CHAPITRE VI           RETOUR      ACCUEIL

 

GUERRE SANS MERCI ...
ASPIRATION A LA PAIX... DESESPOIR ?..
(1916 - 1917)

 

A l'aube de 1916, comment se présentent les fronts autres que ceux dont nous avons suivi les opérations?

 

 

Le 2 août 1914, la guerre n'est pas encore déclarée; cependant, à l'Est, un groupe de Prussiens à cheval fait une incursion sur le territoire français. Il est environ 10 heures. Alertés par les cris d'une jeune fille, le caporal André Peugeot et quatre hommes s'avancent pour les arrêter. Le lieutenant Mayer, du 5ème chasseurs à cheval en garnison à Mulhouse, saisit son revolver et tire. Une balle traverse le corps de Peugeot. Surmontant la douleur, celui-ci épaule son fusil, abat l'officier allemand. Peugeot fait quelques pas, s'affaisse. André Peugeot, 21 ans, instituteur : premier soldat français tombé face à l'ennemi ...

 

Dès le 5 août, les troupes françaises attaquent en Haute-Alsace et au sud des Vosges. Leur mission? Retenir les forces allemandes et permettre aux Alsaciens de se soulever. Des succès suivis de revers. Le 8 août, à l'aube, les Français entrent dans Mulhouse que les Allemands reprennent deux jours plus tard. Dans la vallée du Rhin, dragons, fantassins, chasseurs alpins se battent avec énergie, avancent en territoire ennemi. Mais les troupes françaises sont obligées de se replier : le sort de la France se joue au Nord.

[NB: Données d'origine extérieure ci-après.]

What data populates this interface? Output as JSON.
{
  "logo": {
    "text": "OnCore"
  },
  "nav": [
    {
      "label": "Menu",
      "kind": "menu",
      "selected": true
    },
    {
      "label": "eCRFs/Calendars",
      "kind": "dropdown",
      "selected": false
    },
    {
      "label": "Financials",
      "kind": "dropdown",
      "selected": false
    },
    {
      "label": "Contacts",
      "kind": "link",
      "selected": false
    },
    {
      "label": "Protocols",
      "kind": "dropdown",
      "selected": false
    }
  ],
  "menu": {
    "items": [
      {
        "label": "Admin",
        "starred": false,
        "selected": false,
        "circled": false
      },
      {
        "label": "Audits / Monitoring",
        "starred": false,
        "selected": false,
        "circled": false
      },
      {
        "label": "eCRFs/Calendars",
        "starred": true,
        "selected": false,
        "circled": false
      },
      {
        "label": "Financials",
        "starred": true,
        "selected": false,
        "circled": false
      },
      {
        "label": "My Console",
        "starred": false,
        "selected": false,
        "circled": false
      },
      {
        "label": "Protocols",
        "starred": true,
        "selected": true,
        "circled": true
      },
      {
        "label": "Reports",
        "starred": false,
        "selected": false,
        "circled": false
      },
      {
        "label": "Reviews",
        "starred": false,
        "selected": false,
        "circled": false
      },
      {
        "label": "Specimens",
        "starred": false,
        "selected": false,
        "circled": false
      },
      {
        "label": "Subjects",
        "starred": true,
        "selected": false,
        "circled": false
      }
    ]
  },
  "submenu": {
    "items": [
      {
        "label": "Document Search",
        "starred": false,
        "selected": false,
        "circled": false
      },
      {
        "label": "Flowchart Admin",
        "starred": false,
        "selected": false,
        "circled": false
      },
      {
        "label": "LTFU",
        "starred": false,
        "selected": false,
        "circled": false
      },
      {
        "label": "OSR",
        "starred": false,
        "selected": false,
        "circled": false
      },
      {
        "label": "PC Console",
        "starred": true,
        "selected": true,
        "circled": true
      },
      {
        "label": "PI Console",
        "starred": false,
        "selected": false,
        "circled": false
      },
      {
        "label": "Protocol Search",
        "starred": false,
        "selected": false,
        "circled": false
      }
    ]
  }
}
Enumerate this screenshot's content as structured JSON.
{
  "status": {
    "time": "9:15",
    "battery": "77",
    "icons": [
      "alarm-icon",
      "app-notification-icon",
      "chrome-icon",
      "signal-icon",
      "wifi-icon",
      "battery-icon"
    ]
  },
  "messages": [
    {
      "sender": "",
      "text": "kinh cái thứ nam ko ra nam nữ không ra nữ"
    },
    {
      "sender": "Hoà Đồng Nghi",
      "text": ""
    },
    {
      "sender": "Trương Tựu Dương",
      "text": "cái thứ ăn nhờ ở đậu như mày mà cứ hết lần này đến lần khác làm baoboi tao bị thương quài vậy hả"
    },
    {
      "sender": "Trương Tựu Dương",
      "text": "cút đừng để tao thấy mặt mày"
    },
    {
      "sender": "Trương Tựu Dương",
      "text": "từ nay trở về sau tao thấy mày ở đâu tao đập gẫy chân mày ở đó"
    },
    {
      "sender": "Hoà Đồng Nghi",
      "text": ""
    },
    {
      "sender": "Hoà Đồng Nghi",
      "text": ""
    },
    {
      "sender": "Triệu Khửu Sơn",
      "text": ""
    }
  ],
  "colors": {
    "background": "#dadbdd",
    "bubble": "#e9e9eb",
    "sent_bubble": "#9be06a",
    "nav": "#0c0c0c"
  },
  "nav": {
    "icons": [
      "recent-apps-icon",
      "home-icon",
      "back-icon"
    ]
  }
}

Par la suite, on se bat sans gains de terrain appréciables de part et d'autre. L'hiver très dur, un printemps pourri ne favorisent pas les opérations. On se retranche, on s'enterre dans le sol durci. Une guerre d'usure, des combats meurtriers, qui n'ont cependant rien de comparable avec ce qui se passe sur les autres parties du front français. A l'Est, « rien de nouveau » serait-on tenté, d'écrire.

De leur côté, les Russes ont envahi la Prusse orientale dès le 15 août 1914; c'est la déroute allemande : les cosaques sont à cinq étapes de Berlin. Par contre, sur un autre front, à Tannenberg, les Russes se font écraser par Hindenburg. Durant les mois d'hiver, ceux-ci lancent de furieux assauts contre les forces autrichiennes et allemandes qui, au printemps 1915, attaquent à leur tour. Une grande offensive contre laquelle les Russes, épuisée, sont incapables de résister. La Pologne est occupée. Les Allemands sont aux portes de la Russie.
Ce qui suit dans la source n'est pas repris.